Car Roger Mas avait été désigné par Benbella (l’homme fort du moment, établi à Tlemcen) sous-préfet de l’arrondissement de ’Aïn-Témouchent. Roger Mas était un fonctionnaire du rectorat de l’académie d’Oran, un libéral menacé de mort par l’OAS, qui dut quitter un temps la ville. Personnalité dynamique, toujours à pied d’oeuvre, il n’était pas du genre à s’enfermer dans ses bureaux. On le voyait partout où se posait quelque problème. Personne donc n’ignorait -le chef de la Zone moins qu’un autre- que Mas avait l’oreille et la confiance de Benbella. L’homme fort du groupe de Tlemcen avait désigné également, comme préfet d’Oran, une personne unanimement aimée et respectée par les Oranais, Lahouari Souyah, figure du MTLD local et homme de dialogue et de mesure. (J’ai eu le privilège de le côtoyer lorsqu’il a rejoint le bureau d’Oran de la LADH. C’était un homme exquis, un juste.) Avec ces deux hommes, Benbella avait fait le bon choix, lui qui ne fera pas toujours preuve du même discernement.


On ne revit plus jamais le lieutenant A. au village. Je n’ai jamais su ce qu’il a pu devenir. Bientôt, notre « session » enseignante prit fin. Le civil revint avec des enveloppes pour payer mes « enseignants ». Pas moi qui avais refusé dès le départ d’être rémunéré, faisant valoir que j’étais en congé payé.

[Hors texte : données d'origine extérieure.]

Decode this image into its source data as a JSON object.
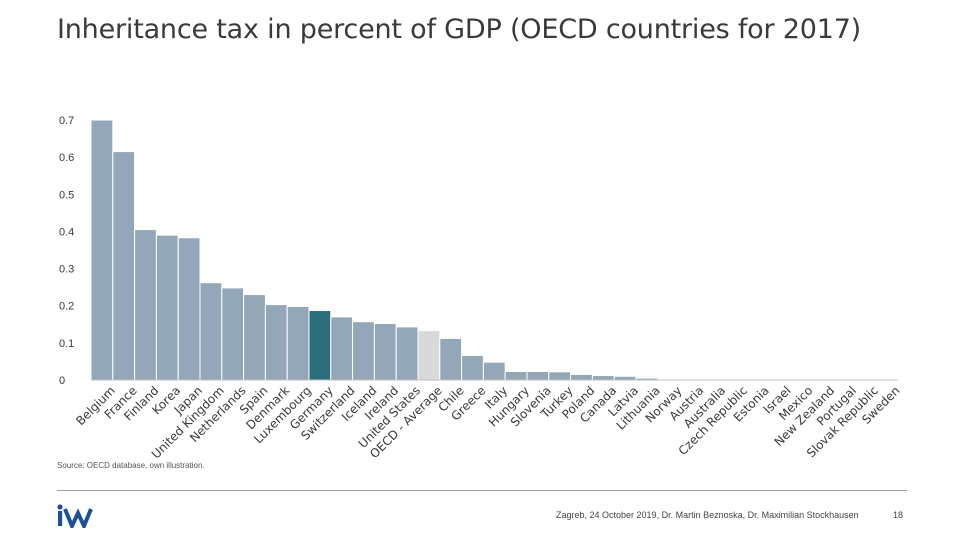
{
  "title": "Inheritance tax in percent of GDP (OECD countries for 2017)",
  "source": "Source: OECD database, own illustration.",
  "footer": "Zagreb, 24 October 2019, Dr. Martin Beznoska, Dr. Maximilian Stockhausen",
  "page_number": "18",
  "logo": {
    "text": "iW",
    "color": "#1f4f96"
  },
  "colors": {
    "default_bar": "#94a7b9",
    "croatia_bar": "#2d6e7c",
    "average_bar": "#d9d9d9",
    "text": "#3a3a3a"
  },
  "chart_data": {
    "type": "bar",
    "title": "Inheritance tax in percent of GDP (OECD countries for 2017)",
    "xlabel": "",
    "ylabel": "",
    "ylim": [
      0,
      0.7
    ],
    "yticks": [
      "0",
      "0.1",
      "0.2",
      "0.3",
      "0.4",
      "0.5",
      "0.6",
      "0.7"
    ],
    "grid": false,
    "categories": [
      "Belgium",
      "France",
      "Finland",
      "Korea",
      "Japan",
      "United Kingdom",
      "Netherlands",
      "Spain",
      "Denmark",
      "Luxembourg",
      "Germany",
      "Switzerland",
      "Iceland",
      "Ireland",
      "United States",
      "OECD - Average",
      "Chile",
      "Greece",
      "Italy",
      "Hungary",
      "Slovenia",
      "Turkey",
      "Poland",
      "Canada",
      "Latvia",
      "Lithuania",
      "Norway",
      "Austria",
      "Australia",
      "Czech Republic",
      "Estonia",
      "Israel",
      "Mexico",
      "New Zealand",
      "Portugal",
      "Slovak Republic",
      "Sweden"
    ],
    "values": [
      0.7,
      0.615,
      0.405,
      0.39,
      0.383,
      0.262,
      0.248,
      0.23,
      0.203,
      0.198,
      0.187,
      0.17,
      0.157,
      0.152,
      0.143,
      0.133,
      0.112,
      0.066,
      0.048,
      0.023,
      0.023,
      0.022,
      0.015,
      0.012,
      0.01,
      0.005,
      0.001,
      0,
      0,
      0,
      0,
      0,
      0,
      0,
      0,
      0,
      0
    ],
    "highlight": {
      "index": 10,
      "color": "#2d6e7c"
    },
    "average_index": 15
  }
}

Un groupe de djounouds, cependant, dirigé par un adjudant d’un âge assez avancé, s’était installé dans les locaux du commissariat et dans le rôle de la police municipale. La Zone n’avait rien trouvé de plus urgent à faire, alors même que les seuls incidents ou vols recensés jusque là étaient le fait des djounouds eux-mêmes. Je pressentais que ces apprentis flics allaient plomber l’atmosphère du village. Je ne me trompais pas. L’adjudant était la caricature du soudard ignare et cassant. (Il n’était pas adjudant pour rien !) Sa prétendue police commença par le plus simple, le réflexe atavique des arabo-musulmans : la hisba, la surveillance des mœurs, la maudite hisba, l’abjecte hisba qui autorise tous les abus. [Aujourd’hui encore, en 2013, des policiers algériens -mais aussi égyptiens, tunisiens...- se permettent d’arrêter des jeunes femmes vues en compagnie masculine et de les soumettre à un examen gynécologique. Tant que l’abomination de la hisba ne cessera pas, il manquera aux pays arabo-musulmans une des clés d’entrée dans la modernité civilisée, celle du caractère inviolable de la vie privée.]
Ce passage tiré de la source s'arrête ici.